We need the possibility to find duplicate findings. One use case is that we want to accept a finding and want to ignore the same finding in the future.

Assumptions​

  • The execution order of hooks is unspecified.
  • The information if a finding’s hash is a duplicate MUST NOT be stored or maintained in the SCB S3 storage.
  • The SCB MUST NOT remove findings: read-write-hooks may alter them, but never delete or filter them out.
    • Maybe a read-hooks MAY decide to not store a finding into an external system.

Decision​

  • We generate a hash for each finding so we can compare findings by the hash and identify duplicates.
  • This hash MUST be mutable and MAY be altered by read-write-hooks because we don’t want to introduce an exceptions to what a read-write-hooks can alter.
  • The parser MUST generate the initial hash of a finding from some of it’s attributes (e.g. name, lication, category …).
    • Each scanner MUST define a default set of attributes used for the hashing.
    • This set of hashed attributes MAY be overwritten.
  • Each read-write-hooks MUST update the hash as last step because the hook MAY changed a hashed attribute.

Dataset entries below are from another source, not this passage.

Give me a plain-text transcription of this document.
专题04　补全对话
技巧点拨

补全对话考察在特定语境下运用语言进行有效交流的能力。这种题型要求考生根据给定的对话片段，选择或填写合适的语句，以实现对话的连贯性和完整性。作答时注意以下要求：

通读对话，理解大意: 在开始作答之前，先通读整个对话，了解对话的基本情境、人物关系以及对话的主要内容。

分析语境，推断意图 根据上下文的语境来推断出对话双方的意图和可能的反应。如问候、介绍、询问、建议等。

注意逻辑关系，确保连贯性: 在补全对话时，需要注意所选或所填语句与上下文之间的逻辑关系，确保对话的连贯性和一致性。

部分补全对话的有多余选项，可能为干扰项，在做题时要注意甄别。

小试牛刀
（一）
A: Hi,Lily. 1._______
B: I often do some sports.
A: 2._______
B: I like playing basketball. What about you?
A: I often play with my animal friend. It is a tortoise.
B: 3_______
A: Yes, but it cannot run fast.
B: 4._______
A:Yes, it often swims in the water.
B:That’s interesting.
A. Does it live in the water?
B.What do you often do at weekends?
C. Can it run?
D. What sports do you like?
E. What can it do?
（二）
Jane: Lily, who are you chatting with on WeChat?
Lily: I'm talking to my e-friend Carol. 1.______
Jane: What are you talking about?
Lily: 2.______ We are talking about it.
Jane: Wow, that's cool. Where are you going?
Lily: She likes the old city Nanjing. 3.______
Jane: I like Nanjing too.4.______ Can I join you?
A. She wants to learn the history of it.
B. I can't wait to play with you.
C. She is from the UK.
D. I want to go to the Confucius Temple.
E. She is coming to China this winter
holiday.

We implement the hashing step in the parser first with feature flag to evaluate this proposal.

Consequences​

  • We don’t need to introduce an ordering for the read-write-hooks.
  • The duplicate detection/handling MUST be done in another service with its own data storage. This is because we have no stable hash until the read-hooks will be executed and these MUST NOT alter the data in SCB itself. But the read-hooks MAY decide to not store data into an external system.